The Bunong People's Place

For the Bunong — also called the Phnong — Dak Dam is not primarily a historical site or an ecological curiosity. It is home. The majority of Bunong households in the commune have relied on the forest for food, materials, and spiritual sustenance across generations. The landscape that outsiders visit as "ecotourism" is the one that Bunong families have always understood as the practical basis of their lives. The commune's three villages — Pu Traeng, Pu Leh, and Pu Chhab — together constitute a community with its own knowledge of this place that no colonial record or military history fully captures.
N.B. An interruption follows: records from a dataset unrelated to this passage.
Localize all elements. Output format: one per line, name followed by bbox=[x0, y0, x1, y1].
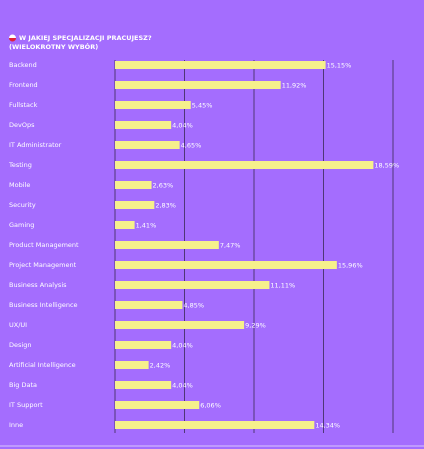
bar bbox=[115, 361, 149, 369]
value-label: 1,41% bbox=[136, 222, 157, 230]
value-label: 14,34% bbox=[315, 422, 340, 430]
bar bbox=[115, 201, 155, 209]
bar bbox=[115, 121, 172, 129]
value-label: 15,96% bbox=[338, 262, 363, 270]
bar bbox=[115, 61, 326, 69]
y-tick-label: Mobile bbox=[9, 181, 30, 189]
chart-subtitle: (WIELOKROTNY WYBÓR) bbox=[9, 42, 98, 51]
bar bbox=[115, 81, 281, 89]
bar bbox=[115, 101, 191, 109]
value-label: 11,11% bbox=[270, 282, 295, 290]
bar bbox=[115, 421, 315, 429]
y-tick-label: Artificial Intelligence bbox=[9, 361, 76, 369]
y-tick-label: Product Management bbox=[9, 241, 79, 249]
bar bbox=[115, 381, 172, 389]
value-label: 2,83% bbox=[155, 202, 176, 210]
value-label: 4,04% bbox=[172, 342, 193, 350]
value-label: 5,45% bbox=[192, 102, 213, 110]
y-tick-label: Big Data bbox=[9, 381, 37, 389]
value-label: 4,04% bbox=[172, 382, 193, 390]
y-tick-label: DevOps bbox=[9, 121, 35, 129]
y-tick-label: Business Analysis bbox=[9, 281, 67, 289]
bar bbox=[115, 181, 152, 189]
y-tick-label: IT Support bbox=[9, 401, 43, 409]
bar bbox=[115, 241, 219, 249]
value-label: 18,59% bbox=[374, 162, 399, 170]
y-tick-label: IT Administrator bbox=[9, 141, 62, 149]
value-label: 15,15% bbox=[327, 62, 352, 70]
value-label: 6,06% bbox=[200, 402, 221, 410]
y-tick-label: Fullstack bbox=[9, 101, 38, 109]
y-tick-label: Gaming bbox=[9, 221, 34, 229]
bar bbox=[115, 161, 374, 169]
y-tick-label: Project Management bbox=[9, 261, 77, 269]
flag-icon bbox=[9, 34, 16, 42]
bar bbox=[115, 141, 180, 149]
y-tick-label: Inne bbox=[9, 421, 23, 429]
y-tick-label: Design bbox=[9, 341, 31, 349]
bar bbox=[115, 321, 245, 329]
value-label: 2,63% bbox=[153, 182, 174, 190]
value-label: 4,85% bbox=[183, 302, 204, 310]
y-tick-label: Business Intelligence bbox=[9, 301, 78, 309]
y-tick-label: Testing bbox=[8, 161, 32, 169]
chart-title: W JAKIEJ SPECJALIZACJI PRACUJESZ? bbox=[19, 34, 152, 42]
value-label: 2,42% bbox=[150, 362, 171, 370]
value-label: 4,65% bbox=[181, 142, 202, 150]
y-tick-label: UX/UI bbox=[9, 321, 27, 329]
bar bbox=[115, 281, 270, 289]
y-tick-label: Frontend bbox=[9, 81, 38, 89]
bar bbox=[115, 301, 183, 309]
bar bbox=[115, 261, 337, 269]
bar bbox=[115, 341, 172, 349]
value-label: 11,92% bbox=[282, 82, 307, 90]
y-tick-label: Backend bbox=[9, 61, 37, 69]
bar bbox=[115, 221, 135, 229]
bar bbox=[115, 401, 200, 409]
value-label: 7,47% bbox=[220, 242, 241, 250]
value-label: 4,04% bbox=[172, 122, 193, 130]
value-label: 9,29% bbox=[245, 322, 266, 330]
y-tick-label: Security bbox=[9, 201, 36, 209]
Tourism interest in Dak Dam has grown in recent years; the Dak Dam Waterfall and Andong Snae mountain, known in Khmer as the Well of Love, draw visitors along improving roads. The Bunong people are navigating what that growth means for a place that has seen too many outside agendas imposed upon it.

From the Air

Dak Dam lies at 12.41°N, 107.41°E in northeastern Cambodia, near the Vietnamese border in Mondulkiri Province. The terrain here is forested highland, distinctly elevated above the Mekong lowlands visible to the west. The Dak Dam river is a navigable visual feature from altitude — one of several highland rivers threading through the green canopy. The Vietnamese border runs just a few kilometers to the east; the old Bu Prang Camp site lies across it. Nearest airports: Phnom Penh International (VDPP) is roughly 350 km to the southwest. On the Vietnamese side, Buon Ma Thuot Airport (VVBM) lies approximately 80 km to the northeast. Flying over in clear conditions, the intact forest canopy of the Mondulkiri highlands reads as unusually dense compared to the agricultural lowlands in every direction — a visible remnant of what once covered much of mainland Southeast Asia.